The latter 1970s and early 1980s saw the advent of endoscopic control of GI bleeding, therapeutic ERCP, and palliation of esophageal malignancy with Nd-YAG laser therapy and homemade esophageal prostheses. It was an exciting time, and I stayed at the Phoenix VAMC and the Phoenix Indian Hospital for an additional five years, teaching residents and fellows while expanding my own knowledge and skill set. Note that I ran the esophageal motility lab throughout this time, and despite our move from “dry heat” to days of drizzle, Bob and I remained friends until his death.

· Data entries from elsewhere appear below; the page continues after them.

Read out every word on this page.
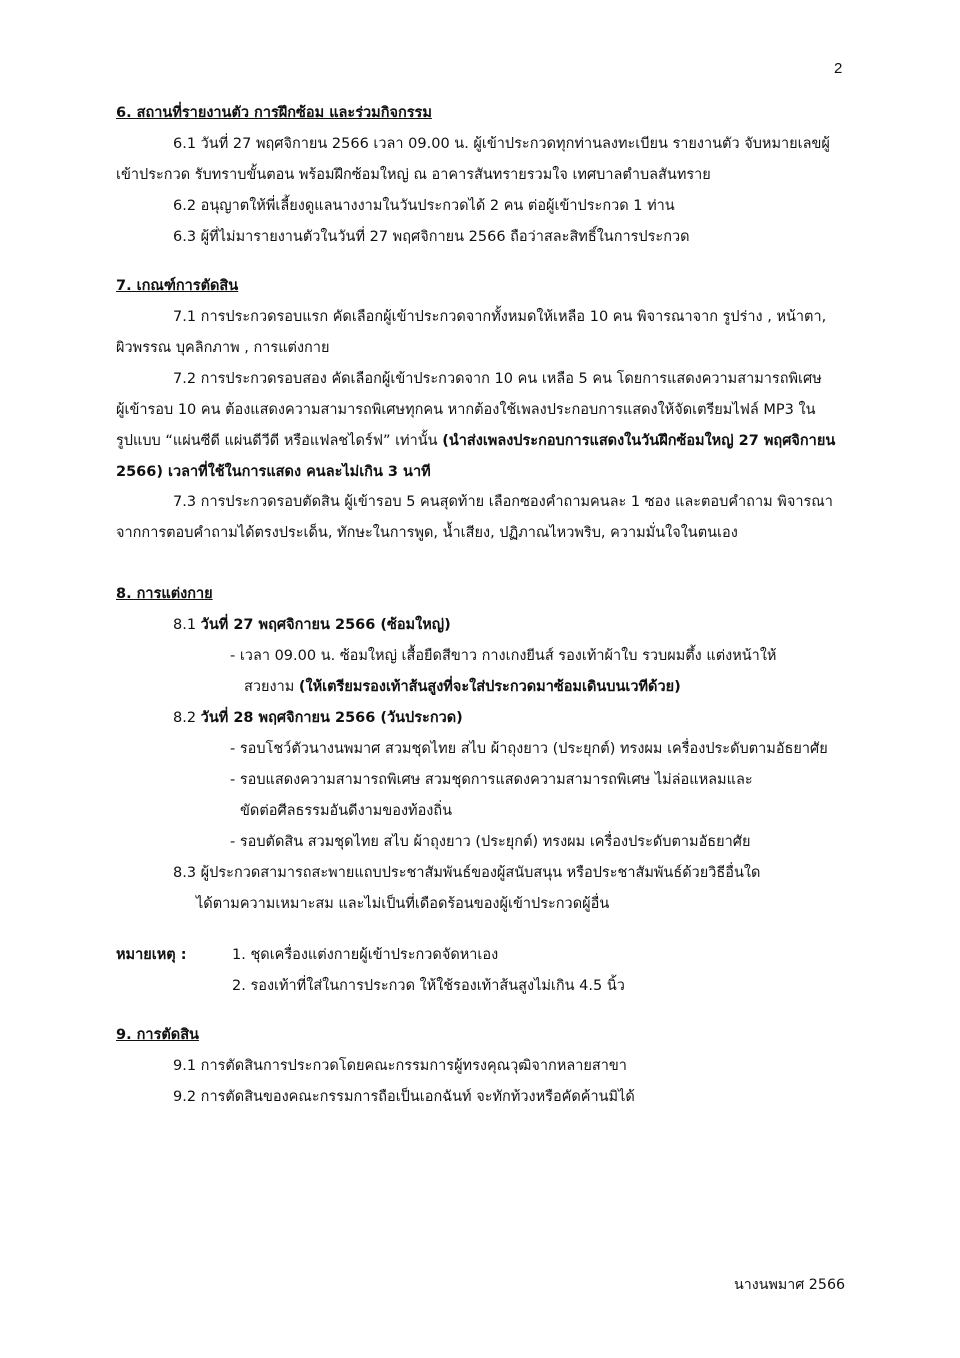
2
6. สถานที่รายงานตัว การฝึกซ้อม และร่วมกิจกรรม
6.1 วันที่ 27 พฤศจิกายน 2566 เวลา 09.00 น. ผู้เข้าประกวดทุกท่านลงทะเบียน รายงานตัว จับหมายเลขผู้
เข้าประกวด รับทราบขั้นตอน พร้อมฝึกซ้อมใหญ่ ณ อาคารสันทรายรวมใจ เทศบาลตำบลสันทราย
6.2 อนุญาตให้พี่เลี้ยงดูแลนางงามในวันประกวดได้ 2 คน ต่อผู้เข้าประกวด 1 ท่าน
6.3 ผู้ที่ไม่มารายงานตัวในวันที่ 27 พฤศจิกายน 2566 ถือว่าสละสิทธิ์ในการประกวด
7. เกณฑ์การตัดสิน
7.1 การประกวดรอบแรก คัดเลือกผู้เข้าประกวดจากทั้งหมดให้เหลือ 10 คน พิจารณาจาก รูปร่าง , หน้าตา,
ผิวพรรณ บุคลิกภาพ , การแต่งกาย
7.2 การประกวดรอบสอง คัดเลือกผู้เข้าประกวดจาก 10 คน เหลือ 5 คน โดยการแสดงความสามารถพิเศษ
ผู้เข้ารอบ 10 คน ต้องแสดงความสามารถพิเศษทุกคน หากต้องใช้เพลงประกอบการแสดงให้จัดเตรียมไฟล์ MP3 ใน
รูปแบบ “แผ่นซีดี แผ่นดีวีดี หรือแฟลชไดร์ฟ” เท่านั้น (นำส่งเพลงประกอบการแสดงในวันฝึกซ้อมใหญ่ 27 พฤศจิกายน
2566) เวลาที่ใช้ในการแสดง คนละไม่เกิน 3 นาที
7.3 การประกวดรอบตัดสิน ผู้เข้ารอบ 5 คนสุดท้าย เลือกซองคำถามคนละ 1 ซอง และตอบคำถาม พิจารณา
จากการตอบคำถามได้ตรงประเด็น, ทักษะในการพูด, น้ำเสียง, ปฏิภาณไหวพริบ, ความมั่นใจในตนเอง
8. การแต่งกาย
8.1 วันที่ 27 พฤศจิกายน 2566 (ซ้อมใหญ่)
- เวลา 09.00 น. ซ้อมใหญ่ เสื้อยืดสีขาว กางเกงยีนส์ รองเท้าผ้าใบ รวบผมตึ้ง แต่งหน้าให้
สวยงาม (ให้เตรียมรองเท้าส้นสูงที่จะใส่ประกวดมาซ้อมเดินบนเวทีด้วย)
8.2 วันที่ 28 พฤศจิกายน 2566 (วันประกวด)
- รอบโชว์ตัวนางนพมาศ สวมชุดไทย สไบ ผ้าถุงยาว (ประยุกต์) ทรงผม เครื่องประดับตามอัธยาศัย
- รอบแสดงความสามารถพิเศษ สวมชุดการแสดงความสามารถพิเศษ ไม่ล่อแหลมและ
ขัดต่อศีลธรรมอันดีงามของท้องถิ่น
- รอบตัดสิน สวมชุดไทย สไบ ผ้าถุงยาว (ประยุกต์) ทรงผม เครื่องประดับตามอัธยาศัย
8.3 ผู้ประกวดสามารถสะพายแถบประชาสัมพันธ์ของผู้สนับสนุน หรือประชาสัมพันธ์ด้วยวิธีอื่นใด
ได้ตามความเหมาะสม และไม่เป็นที่เดือดร้อนของผู้เข้าประกวดผู้อื่น
หมายเหตุ :	1. ชุดเครื่องแต่งกายผู้เข้าประกวดจัดหาเอง
2. รองเท้าที่ใส่ในการประกวด ให้ใช้รองเท้าส้นสูงไม่เกิน 4.5 นิ้ว
9. การตัดสิน
9.1 การตัดสินการประกวดโดยคณะกรรมการผู้ทรงคุณวุฒิจากหลายสาขา
9.2 การตัดสินของคณะกรรมการถือเป็นเอกฉันท์ จะทักท้วงหรือคัดค้านมิได้
นางนพมาศ 2566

What did I bring with me from Arizona? A five-year-old daughter, Katie, who is an architect now and is back in Seattle, and a six-month-old daughter, Ellie, now a dentist in Los Gatos, CA, and the mother of our two granddaughters, Lyla and Bella. And most importantly, I brought my amazing wife, Linda, who went to Arizona as a teacher and left as an attorney and whose support throughout my career held our family together while I was “St. Elsewhere.”

En Route

I was raised in Tomah, Wisconsin, a town with a population approximating 5000 during my grade and high school years. Frank King was a cartoonist who serialized a weekly strip called “Gasoline Alley,” which pretty much summed up our main street before the Interstate highway bypassed it and the city’s major tax base—speeding tickets for tourists from Illinois en route to the lakes of Northern Wisconsin. Subsequently, David Benjamin, perfectly summed up growing up in Tomah in his novel, The Life and Times of the Last Kid Picked [4]. I was the second of seven kids and had three brothers and three sisters. My father was a general practitioner and delivered approximately half of my high school classmates. I am certain that his immersion in Medicine affected the career choices of my siblings (two brothers became MDs, all three sisters became RNs) and, ultimately, me. For anyone interested in pictures of our family as well as a video interview, please see Reference [5].

Transitions

At the time of my retirement from clinical practice, I summed up what I had learned in my institutional and societal leadership roles in our yearly publication, Gut Instinct.

  1. 1.

    Recognize that the patient should be central to all that we do.

  2. 2.

    Have a vision and set clear goals for your program—and get buy-in from your colleagues and administration.

  3. 3.

    Hire people who are smarter than you and have skill sets that you do not possess—or if you have them, push the people you hire to surpass you.

  4. 4.

    Share resources and credit with your colleagues.

  5. 5.

    Recognize excellence and performance, not seniority.

And keep in mind:

  1. 6.

    Your patients and your family take primacy. Find a comfortable balance. Time and money are secondary. There is never enough of either.

  2. 7.

    Avoid stasis. Try to learn something new every day. Knowledge, techniques, and technology will continue to evolve. What you did yesterday may not be what you do tomorrow.

  3. 8.

    Don’t be smug. Life is unfair, and your own health and social well-being are tentative.

  4. 9.

    Give back–to your community, practice, institution, and church/synagogue/mosque.

  5. 10.

    Don’t practice beyond your skill set. Whoops…

  6. 11.

    As the old advice goes: Wear clean underwear; you never know when you will be in an accident and end up in a hospital emergency room…or need an emergent colonoscopy.

  7. 12.

    Finally, don’t prattle and proselytize at anonymous readers. Have something meaningful or instructive to say. (By the way, is anybody reading this?)